The structured quarterly launch cadence that Mission Andromeda inaugurates — complete with galactic naming conventions and coordinated product narratives — certainly resembles the kind of predictable, story-driven approach that public market investors reward. Reshef framed it differently: “We felt like having quarterly launches with a name, a mission, and a story around it makes it easier to work… It’s a good way to educate the market on a regular basis.”

Gong’s 50 percent productivity target reveals where it thinks the future of sales is heading

Reshef’s most revealing comment came when he laid out the company’s long-term thesis: Gong aims to increase productivity for revenue professionals by 50 percent. “We’re not there yet,” he admitted. “I think we’re like at 20 to 30 — whatever, hard to measure.”

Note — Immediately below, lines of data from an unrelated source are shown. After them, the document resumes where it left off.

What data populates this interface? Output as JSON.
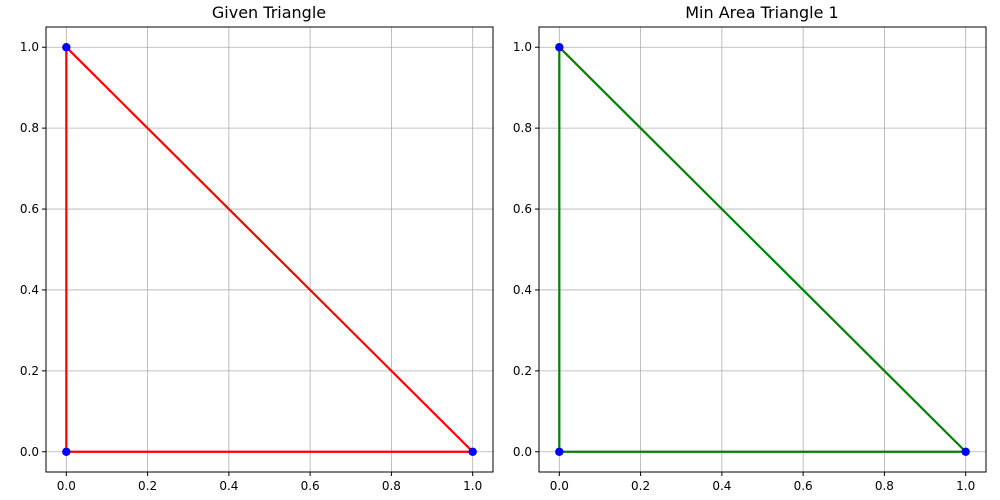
{
  "chart_data": [
    {
      "type": "line",
      "title": "Given Triangle",
      "xlim": [
        -0.05,
        1.05
      ],
      "ylim": [
        -0.05,
        1.05
      ],
      "xticks": [
        0.0,
        0.2,
        0.4,
        0.6,
        0.8,
        1.0
      ],
      "yticks": [
        0.0,
        0.2,
        0.4,
        0.6,
        0.8,
        1.0
      ],
      "xtick_labels": [
        "0.0",
        "0.2",
        "0.4",
        "0.6",
        "0.8",
        "1.0"
      ],
      "ytick_labels": [
        "0.0",
        "0.2",
        "0.4",
        "0.6",
        "0.8",
        "1.0"
      ],
      "grid": true,
      "triangle": {
        "vertices": [
          [
            0,
            0
          ],
          [
            1,
            0
          ],
          [
            0,
            1
          ]
        ],
        "color": "#ff0000"
      },
      "points": {
        "x": [
          0,
          1,
          0
        ],
        "y": [
          0,
          0,
          1
        ],
        "color": "#0000ff"
      }
    },
    {
      "type": "line",
      "title": "Min Area Triangle 1",
      "xlim": [
        -0.05,
        1.05
      ],
      "ylim": [
        -0.05,
        1.05
      ],
      "xticks": [
        0.0,
        0.2,
        0.4,
        0.6,
        0.8,
        1.0
      ],
      "yticks": [
        0.0,
        0.2,
        0.4,
        0.6,
        0.8,
        1.0
      ],
      "xtick_labels": [
        "0.0",
        "0.2",
        "0.4",
        "0.6",
        "0.8",
        "1.0"
      ],
      "ytick_labels": [
        "0.0",
        "0.2",
        "0.4",
        "0.6",
        "0.8",
        "1.0"
      ],
      "grid": true,
      "triangle": {
        "vertices": [
          [
            0,
            0
          ],
          [
            1,
            0
          ],
          [
            0,
            1
          ]
        ],
        "color": "#008000"
      },
      "points": {
        "x": [
          0,
          1,
          0
        ],
        "y": [
          0,
          0,
          1
        ],
        "color": "#0000ff"
      }
    }
  ]
}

He broke the productivity gain into two categories. The first is making high-complexity human tasks — like conducting a live Zoom sales call — better, through coaching, training, and review. “I think there’s going to be a long while, if ever, that Zoom conversations are going to get replaced by bots,” he said. The second is automating the manual drudgery: call preparation, post-meeting summaries, follow-up emails, account research briefs.

The distinction matters because it frames Gong’s ambition not as replacing salespeople but as making them dramatically more effective — a message calibrated to appeal to the thousands of revenue leaders who control Gong’s buying decisions. Whether that thesis holds will depend on whether Gong Enable, the AI Trainer, and the rest of Mission Andromeda can deliver measurable gains in a market that has been burned before by tools that promise insight but struggle to change behavior.

Gong currently serves more than 5,000 companies worldwide. The Clari-Salesloft merger has produced a rival with deeper combined resources. The Highspot-Seismic combination is assembling a sales enablement colossus. And a new Gartner category means every enterprise buyer now has a framework for comparison shopping. The next twelve months will test whether Mission Andromeda is the release that cements Gong’s position at the center of the revenue AI category — or the last big swing before the consolidated giants close in.

“Our mission is to be at the forefront,” Reshef said. “If everybody else is doing 20 percent, we’re going to do 50. If everybody is going to do 50, we’re going to do 80.”

In the revenue AI wars, that kind of confidence is easy to project. Delivering on it, with brand-new products still days old and a market being remade around you in real time, is something else entirely.